So today I had an SSH session going to my ISR 3925 SEC/K9 running IOS version 15.7 and I suddenly lost the connection. When I tried to reconnect I received the error in Putty stating that the connection was refused. I quickly obtained a console connection to the device and this log message was logging consistently to the console.
%SSH-3-NO_MATCH: No matching cipher found: client aes128-cbc,blowfish-cbc,3des-cbc server aes128-ctr,aes192-ctr,aes256-ctr
After re establishing console access to the device I have tested the ssh via a remote site and testing completed successfully.
I am the only one who is trying to connect to the device that I am aware of. This log message is awfully troubling to me, any ideas?
Did you recently upgrade the IOS on this router? In some platforms, after an upgrade, SSH becomes unusable and so you have to redo the SSH key to get it working again.
Thanks for the advise Reza.
I did regenerate the RSA keys and power cycled the router, this did not help. I Disabled SSH as an access protocol on the the vty line.

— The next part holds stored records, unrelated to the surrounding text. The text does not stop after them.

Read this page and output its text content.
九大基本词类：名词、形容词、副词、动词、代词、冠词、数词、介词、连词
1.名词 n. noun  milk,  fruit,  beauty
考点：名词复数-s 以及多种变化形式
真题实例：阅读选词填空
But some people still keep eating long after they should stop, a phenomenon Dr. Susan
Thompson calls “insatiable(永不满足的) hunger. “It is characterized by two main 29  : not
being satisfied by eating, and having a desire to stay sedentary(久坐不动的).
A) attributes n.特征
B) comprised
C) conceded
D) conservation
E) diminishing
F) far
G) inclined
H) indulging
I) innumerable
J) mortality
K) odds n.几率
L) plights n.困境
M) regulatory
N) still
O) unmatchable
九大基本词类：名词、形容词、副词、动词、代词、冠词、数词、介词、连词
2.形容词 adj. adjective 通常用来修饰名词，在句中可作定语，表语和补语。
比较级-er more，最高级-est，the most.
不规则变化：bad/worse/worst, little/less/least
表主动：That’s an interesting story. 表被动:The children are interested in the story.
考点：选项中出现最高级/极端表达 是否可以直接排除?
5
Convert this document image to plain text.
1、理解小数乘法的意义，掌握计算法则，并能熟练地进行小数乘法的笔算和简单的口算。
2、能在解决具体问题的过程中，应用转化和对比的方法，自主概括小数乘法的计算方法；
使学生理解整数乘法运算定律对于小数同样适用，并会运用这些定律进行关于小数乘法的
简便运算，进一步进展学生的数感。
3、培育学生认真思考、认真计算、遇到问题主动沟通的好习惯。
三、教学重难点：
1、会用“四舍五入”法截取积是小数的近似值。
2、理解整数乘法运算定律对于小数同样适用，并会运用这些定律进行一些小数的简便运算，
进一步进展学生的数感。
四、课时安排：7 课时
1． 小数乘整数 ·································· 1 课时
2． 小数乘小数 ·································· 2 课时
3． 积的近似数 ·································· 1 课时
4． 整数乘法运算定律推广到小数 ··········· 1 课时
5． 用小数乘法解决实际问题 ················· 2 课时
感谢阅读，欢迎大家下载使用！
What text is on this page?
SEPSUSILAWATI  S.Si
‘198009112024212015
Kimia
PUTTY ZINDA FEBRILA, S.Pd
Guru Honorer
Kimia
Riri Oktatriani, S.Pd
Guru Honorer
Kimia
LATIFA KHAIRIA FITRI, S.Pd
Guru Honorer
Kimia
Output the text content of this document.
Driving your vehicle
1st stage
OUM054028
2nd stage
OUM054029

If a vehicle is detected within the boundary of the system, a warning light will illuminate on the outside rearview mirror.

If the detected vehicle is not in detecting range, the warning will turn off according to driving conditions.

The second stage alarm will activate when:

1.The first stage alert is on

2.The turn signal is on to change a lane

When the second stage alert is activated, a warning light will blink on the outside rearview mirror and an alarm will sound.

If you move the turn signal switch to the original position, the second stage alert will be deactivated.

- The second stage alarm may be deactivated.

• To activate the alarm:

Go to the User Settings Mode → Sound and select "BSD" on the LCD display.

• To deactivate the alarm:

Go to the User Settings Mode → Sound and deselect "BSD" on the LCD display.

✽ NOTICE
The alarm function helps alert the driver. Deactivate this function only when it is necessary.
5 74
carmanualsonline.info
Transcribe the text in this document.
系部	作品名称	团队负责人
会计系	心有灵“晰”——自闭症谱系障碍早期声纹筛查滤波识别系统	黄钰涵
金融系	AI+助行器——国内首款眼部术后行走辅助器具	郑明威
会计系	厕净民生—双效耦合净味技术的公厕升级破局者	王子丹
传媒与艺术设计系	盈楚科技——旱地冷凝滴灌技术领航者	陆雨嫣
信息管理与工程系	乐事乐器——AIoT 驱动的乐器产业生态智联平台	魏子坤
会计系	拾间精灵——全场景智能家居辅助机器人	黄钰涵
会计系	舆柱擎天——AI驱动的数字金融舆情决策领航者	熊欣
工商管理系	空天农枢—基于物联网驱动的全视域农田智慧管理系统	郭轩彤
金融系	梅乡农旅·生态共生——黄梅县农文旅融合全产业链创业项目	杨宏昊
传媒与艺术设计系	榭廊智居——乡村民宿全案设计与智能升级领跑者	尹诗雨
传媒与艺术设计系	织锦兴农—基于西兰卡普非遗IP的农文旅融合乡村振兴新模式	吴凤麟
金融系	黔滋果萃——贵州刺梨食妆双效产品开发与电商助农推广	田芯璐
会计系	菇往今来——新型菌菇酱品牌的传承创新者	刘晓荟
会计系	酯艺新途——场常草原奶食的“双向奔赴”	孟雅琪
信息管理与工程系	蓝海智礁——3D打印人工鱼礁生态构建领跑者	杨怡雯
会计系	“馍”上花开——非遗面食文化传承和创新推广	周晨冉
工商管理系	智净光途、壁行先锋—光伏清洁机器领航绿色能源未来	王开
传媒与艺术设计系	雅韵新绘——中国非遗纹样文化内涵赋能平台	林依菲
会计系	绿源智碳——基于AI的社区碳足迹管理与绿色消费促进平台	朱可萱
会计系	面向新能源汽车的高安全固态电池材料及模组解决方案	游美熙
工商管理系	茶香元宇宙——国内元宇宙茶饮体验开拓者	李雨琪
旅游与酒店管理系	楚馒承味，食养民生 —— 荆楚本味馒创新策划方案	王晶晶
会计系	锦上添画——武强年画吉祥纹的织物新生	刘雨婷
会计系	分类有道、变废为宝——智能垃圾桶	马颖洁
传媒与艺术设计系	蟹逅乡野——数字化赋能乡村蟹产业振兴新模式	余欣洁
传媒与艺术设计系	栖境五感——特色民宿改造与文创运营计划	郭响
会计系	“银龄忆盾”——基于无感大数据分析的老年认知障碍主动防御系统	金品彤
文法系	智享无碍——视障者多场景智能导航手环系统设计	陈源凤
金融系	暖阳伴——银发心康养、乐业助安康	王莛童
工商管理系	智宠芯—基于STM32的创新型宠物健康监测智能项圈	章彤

The logs are clean now but obviously I do not have remote access to the unit over ssh.
This may be a bug. The only thing I could find is a similar bug but associated with the 7ks and not your platform. Open a ticket with TAC and send them the logs. This may be a known issue.
I apologize in advance for resurrecting a dead thread..
The issue is that PuTTY is attempting to use block-chaining (aes128-cbc) whereas the IOS router is configured to only accept counter mode (aes128-ctr).
ip ssh server algorithm encryption aes256-ctr aes192-ctr aes128-ctr aes256-cbc aes192-cbc aes128-cbc
ssh -c aes128-ctr username@host
Hopefully that helps.
Take in place the configuration below:
ip ssh server algorithm encryption aes128-cbc 3des-cbc aes192-cbc aes256-cbc aes128-ctr aes192-ctr aes256-ctr
It worked for me.
IOS Version 15.0(1r)M12 - Router CISCO1905/K9.